Second, I think a lot of times business owners don’t realize how much authority they have when it comes to taxes. If you sit back and let the IRS do its thing, you’re going to pay a lot of taxes, but if you step into a position of power and acknowledge tax planning, you’ll benefit a lot.

What are some simple steps small business owners can take to reduce their taxes?
Usually, business owners do not realize that there is a difference between legal entity classification and taxable classification. These two are completely separate. Most small business owners choose Limited Liability Company (LLC) as their legal classification, but Subchapter S corporation tax status – a special tax status granted by the IRS that allows corporations to pass on income, credits and deductions to their shareholders – is the most tax-efficient classification for small businesses. So a big step is to complete IRS Form 2553 to have your LLC taxed as an S Corporation. The form is easy to complete and gives you access to many tax benefits that large organizations have used for decades.
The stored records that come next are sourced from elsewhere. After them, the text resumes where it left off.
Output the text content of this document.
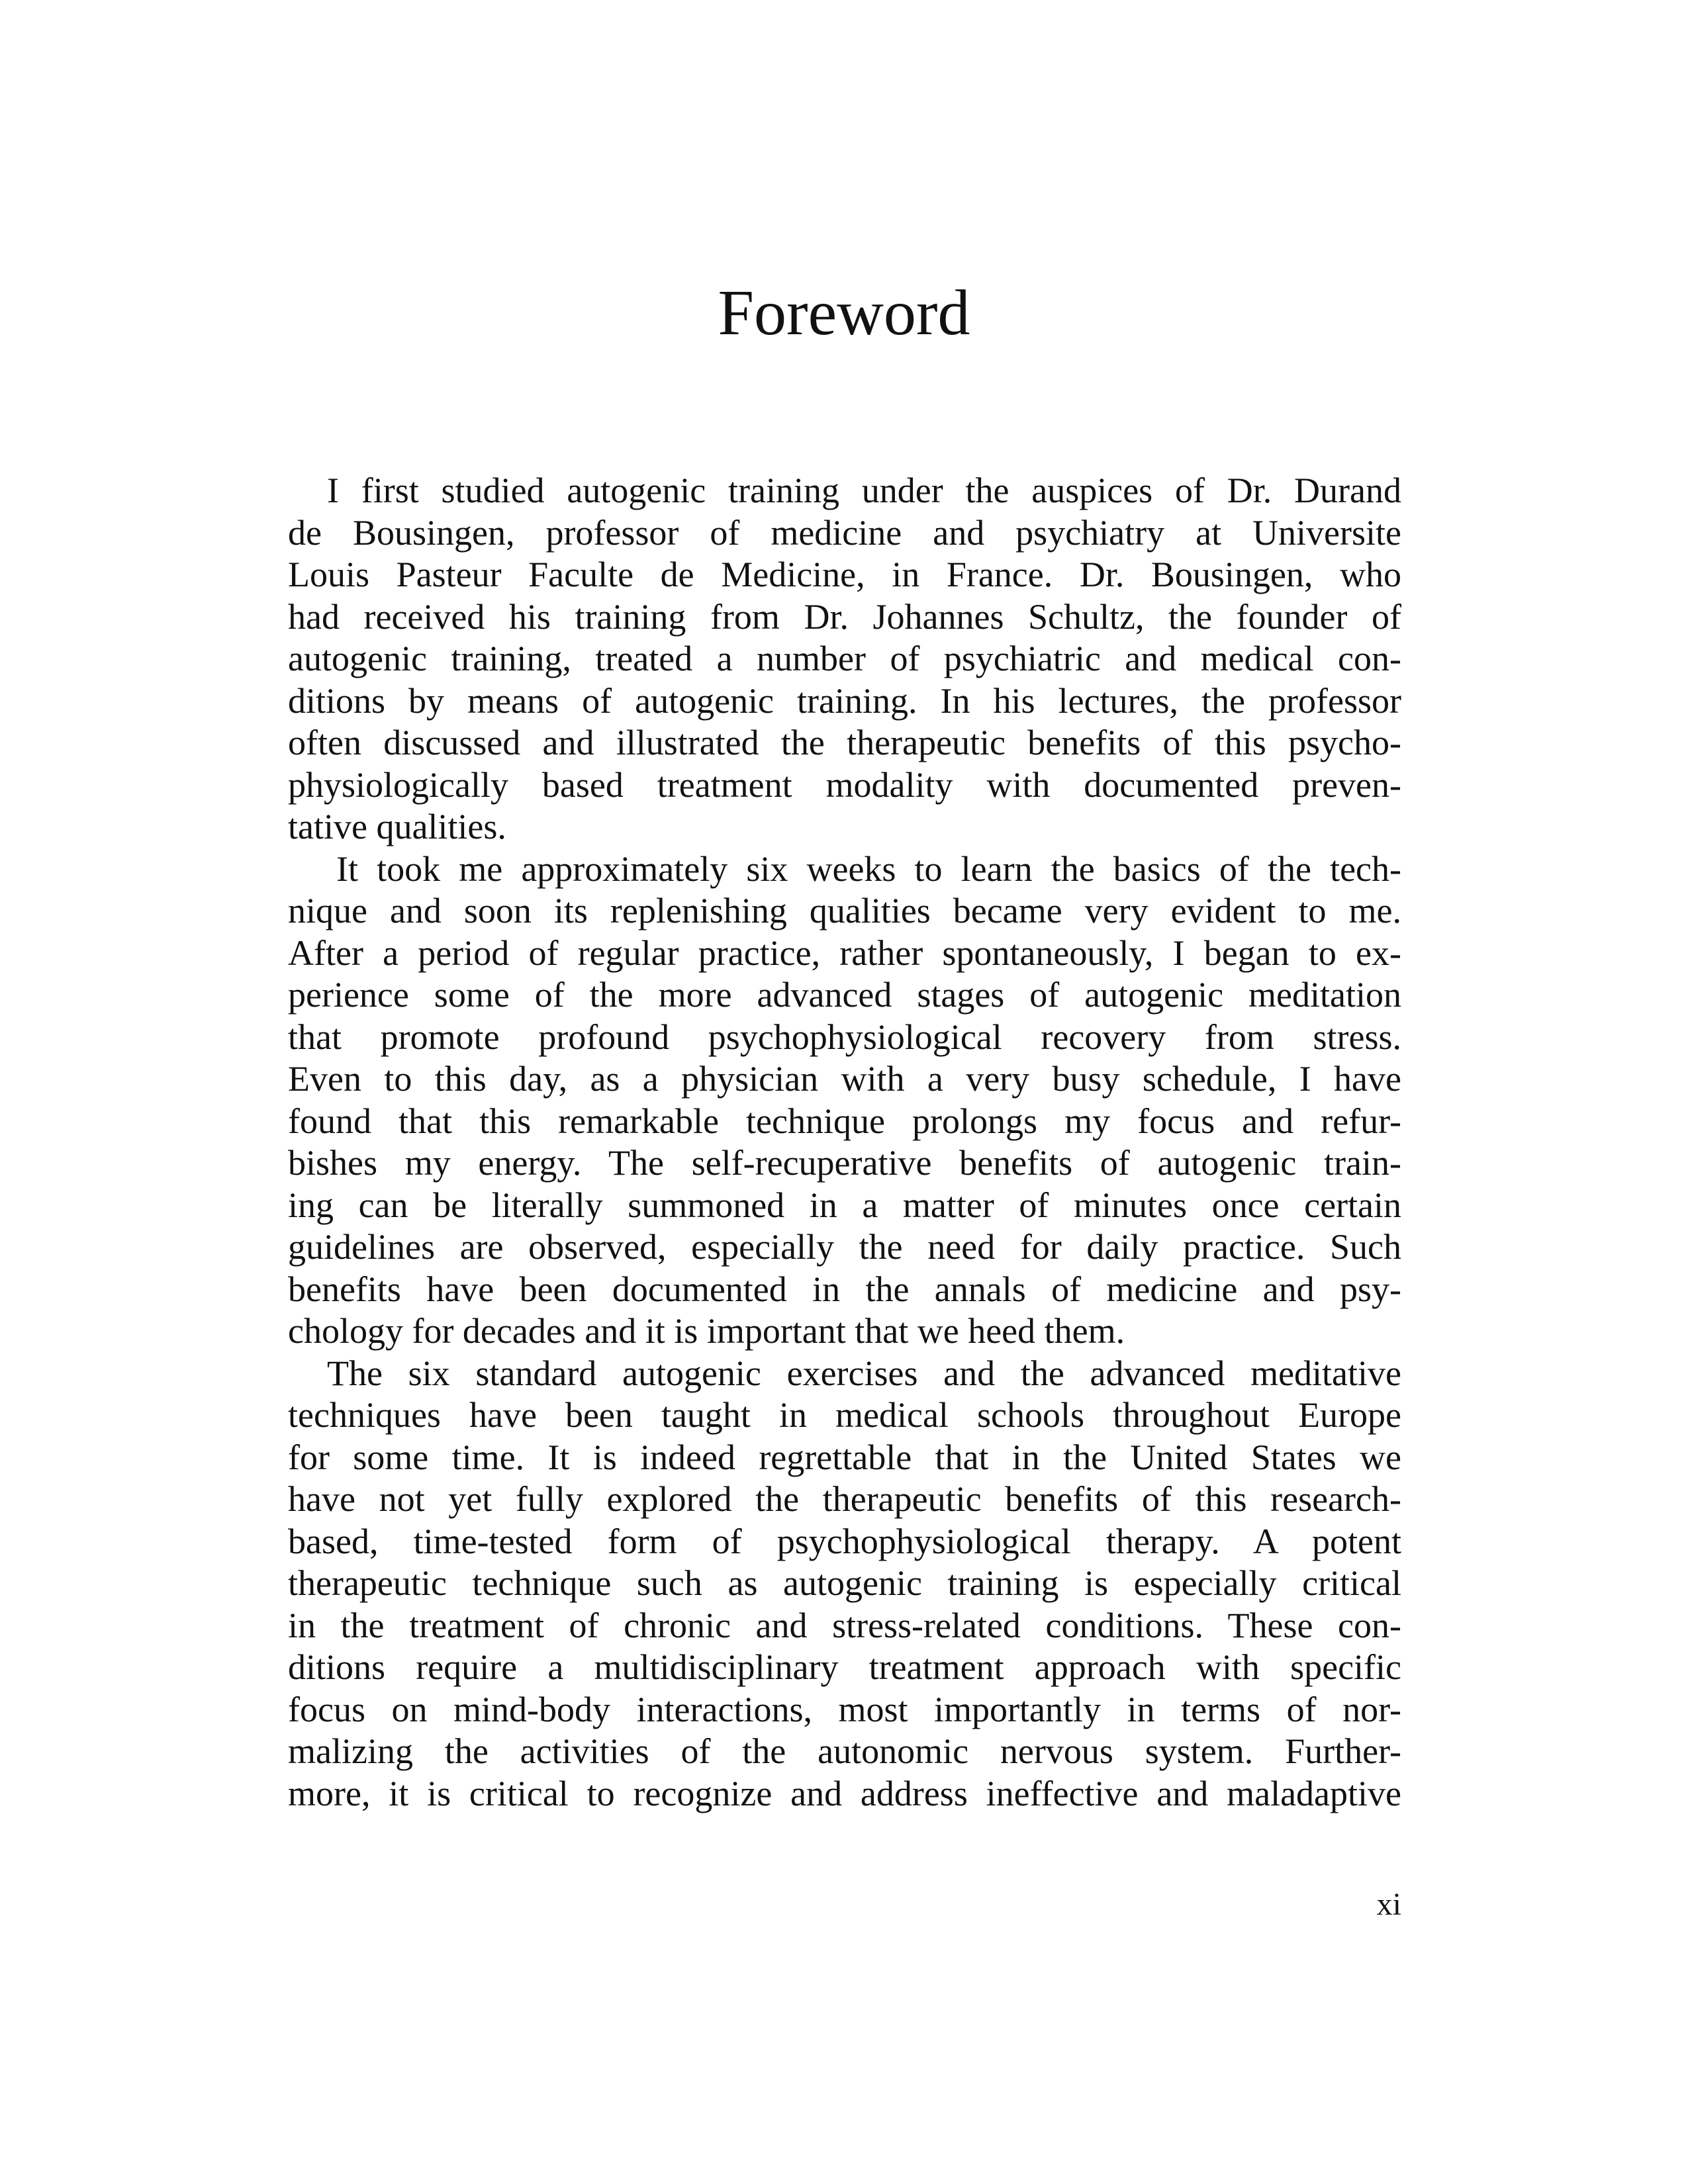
Foreword
I first studied autogenic training under the auspices of Dr. Durand
de Bousingen, professor of medicine and psychiatry at Universite
Louis Pasteur Faculte de Medicine, in France. Dr. Bousingen, who
had received his training from Dr. Johannes Schultz, the founder of
autogenic training, treated a number of psychiatric and medical con-
ditions by means of autogenic training. In his lectures, the professor
often discussed and illustrated the therapeutic benefits of this psycho-
physiologically based treatment modality with documented preven-
tative qualities.
It took me approximately six weeks to learn the basics of the tech-
nique and soon its replenishing qualities became very evident to me.
After a period of regular practice, rather spontaneously, I began to ex-
perience some of the more advanced stages of autogenic meditation
that promote profound psychophysiological recovery from stress.
Even to this day, as a physician with a very busy schedule, I have
found that this remarkable technique prolongs my focus and refur-
bishes my energy. The self-recuperative benefits of autogenic train-
ing can be literally summoned in a matter of minutes once certain
guidelines are observed, especially the need for daily practice. Such
benefits have been documented in the annals of medicine and psy-
chology for decades and it is important that we heed them.
The six standard autogenic exercises and the advanced meditative
techniques have been taught in medical schools throughout Europe
for some time. It is indeed regrettable that in the United States we
have not yet fully explored the therapeutic benefits of this research-
based, time-tested form of psychophysiological therapy. A potent
therapeutic technique such as autogenic training is especially critical
in the treatment of chronic and stress-related conditions. These con-
ditions require a multidisciplinary treatment approach with specific
focus on mind-body interactions, most importantly in terms of nor-
malizing the activities of the autonomic nervous system. Further-
more, it is critical to recognize and address ineffective and maladaptive
xi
Other than changing the tax classification of your business, what else can you do?
Apply Augusta’s rule. It allows owners to rent their accommodation for up to 14 days a year without having to declare this rental income on their individual tax return. This rule applies to any taxpayer who owns a home in the United States as long as your home is not your principal place of business. In short, this means that you can rent your house to your company for business meetings, business dinners or any commercial activity. Rental costs are paid by your company as the owner. These charges represent a valid deduction for the business, but are not considered income for you personally when you stay under the 14-day limit. So if a nice meeting room costs $1,000 a day, Augusta’s rule allows your company to pay you $14,000 personally – $1,000 times 14 days – as non-taxable income and creates a $14,000 tax deduction for your business.

How does NextGen help minority founders?
I don’t use the word “minority founders”. I like to call them “underrated founders” because we really aim to help them become the majority of founders. It’s part of our vision to create and educate the next generation of ultra-successful entrepreneurs. Underrated founders are often overlooked. Even when working with a CPA firm, they often lack confidence because they don’t feel like they’ve shared their experience. We bring this fresh look, this feminine energy, and this attention to the little ones who will one day become adults with our help.